Social Hurricane is twenty-one years old, and a newly-registered CNA who's recently been hired to work in an assisted living medical center (she wanted this job and is happy to get it.)  Previously she worked at Goodwill and as dining room staff in a different assisted living facility.  She graduated high school, a little later than some but with good reports from her teachers, has a very active social life, enjoys helping her mother on various household and local community theater projects, likes to work with her hands, and has helped backstage and performed onstage at the same theater.

She ALSO suffers from rapid-cycling bipolar disorder, anxiety, and hallucinations, in addition to dyslexia.  She's a little under-medicated because she doesn't like the side effects that come with the major antipsychotic drugs, and I can't say that I blame her.  She does take a fair amount of pills, nevertheless.

She deals with it.  She has various coping mechanisms, and for the most part does pretty well.  Every now and then she has a "meltdown," when she gets overwhelmed and just can't handle things right then.  Those are much fewer and farther in between than they used to be.

She had a meltdown the other night, when we were off on a mini-vacation in Gatlinburg, Tennessee.  Adored Wife, Graphics Magician, and I were pretty tired and were chilling out at the hotel, and she took a fifteen minute walk into town just to see the sights and stretch her legs.

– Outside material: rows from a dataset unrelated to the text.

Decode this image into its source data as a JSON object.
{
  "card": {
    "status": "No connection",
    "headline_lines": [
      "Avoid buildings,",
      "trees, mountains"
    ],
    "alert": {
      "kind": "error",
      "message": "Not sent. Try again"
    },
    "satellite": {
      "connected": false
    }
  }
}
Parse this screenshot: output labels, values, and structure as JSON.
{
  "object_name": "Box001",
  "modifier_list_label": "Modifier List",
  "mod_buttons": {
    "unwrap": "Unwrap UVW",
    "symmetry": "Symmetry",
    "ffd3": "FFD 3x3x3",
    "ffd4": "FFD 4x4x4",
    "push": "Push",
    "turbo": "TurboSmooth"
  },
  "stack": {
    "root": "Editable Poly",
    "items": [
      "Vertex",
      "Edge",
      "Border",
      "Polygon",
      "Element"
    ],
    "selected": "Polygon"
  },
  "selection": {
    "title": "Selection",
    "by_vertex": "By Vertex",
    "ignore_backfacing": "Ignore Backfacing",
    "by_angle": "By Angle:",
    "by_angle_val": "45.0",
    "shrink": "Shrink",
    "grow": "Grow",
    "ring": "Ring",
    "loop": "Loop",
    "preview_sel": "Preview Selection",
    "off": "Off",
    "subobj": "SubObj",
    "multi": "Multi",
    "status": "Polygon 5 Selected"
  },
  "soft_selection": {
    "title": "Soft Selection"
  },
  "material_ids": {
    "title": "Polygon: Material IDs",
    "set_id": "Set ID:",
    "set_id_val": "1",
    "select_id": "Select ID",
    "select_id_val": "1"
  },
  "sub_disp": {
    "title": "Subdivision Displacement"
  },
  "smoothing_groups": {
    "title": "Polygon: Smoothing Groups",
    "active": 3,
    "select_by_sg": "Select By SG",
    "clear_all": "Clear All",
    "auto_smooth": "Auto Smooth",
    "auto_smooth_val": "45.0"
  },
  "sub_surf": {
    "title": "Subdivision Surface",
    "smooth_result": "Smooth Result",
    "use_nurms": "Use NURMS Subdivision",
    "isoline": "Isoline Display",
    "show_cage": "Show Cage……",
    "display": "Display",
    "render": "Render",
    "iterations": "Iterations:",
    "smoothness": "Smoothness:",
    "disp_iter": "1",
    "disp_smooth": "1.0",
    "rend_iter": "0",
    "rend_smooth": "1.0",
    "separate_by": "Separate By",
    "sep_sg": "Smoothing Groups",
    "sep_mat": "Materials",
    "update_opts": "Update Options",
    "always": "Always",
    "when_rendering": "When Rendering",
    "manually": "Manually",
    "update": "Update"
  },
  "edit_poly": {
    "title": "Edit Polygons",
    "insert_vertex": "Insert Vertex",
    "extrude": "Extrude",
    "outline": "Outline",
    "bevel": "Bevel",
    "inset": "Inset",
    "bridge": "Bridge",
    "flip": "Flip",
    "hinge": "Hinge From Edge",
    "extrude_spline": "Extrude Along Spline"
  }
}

There were lots of people, and too many choices, and an unfamiliar environment, and she had an anxiety attack.  I've never had one of those, but I've seen them from the outside, and they're not pretty.  You go into sensory overload and can't decide between the various courses of action open to you, and you literally have no idea what to do, and your environment is getting scarier and scarier.

Now, she could have headed it off at the pass, called me, and I would have driven down to get her.  But she didn't want to bother me, so what she did instead was to find a little ice-cream place that wasn't busy, bought a soda, and told the nice man working the counter that she was having an anxiety attack and asked him if she could just stay there until she felt better.  He apparently handled it beautifully and just let her tuck into a quiet corner until she felt better, and then she walked back to the hotel and told us of her adventures.

I was actually very proud of her--she had a problem, didn't let it get the better of her, and dealt with it.  Way to go, Hurricane.

Hope all's well out there, friends, and God bless.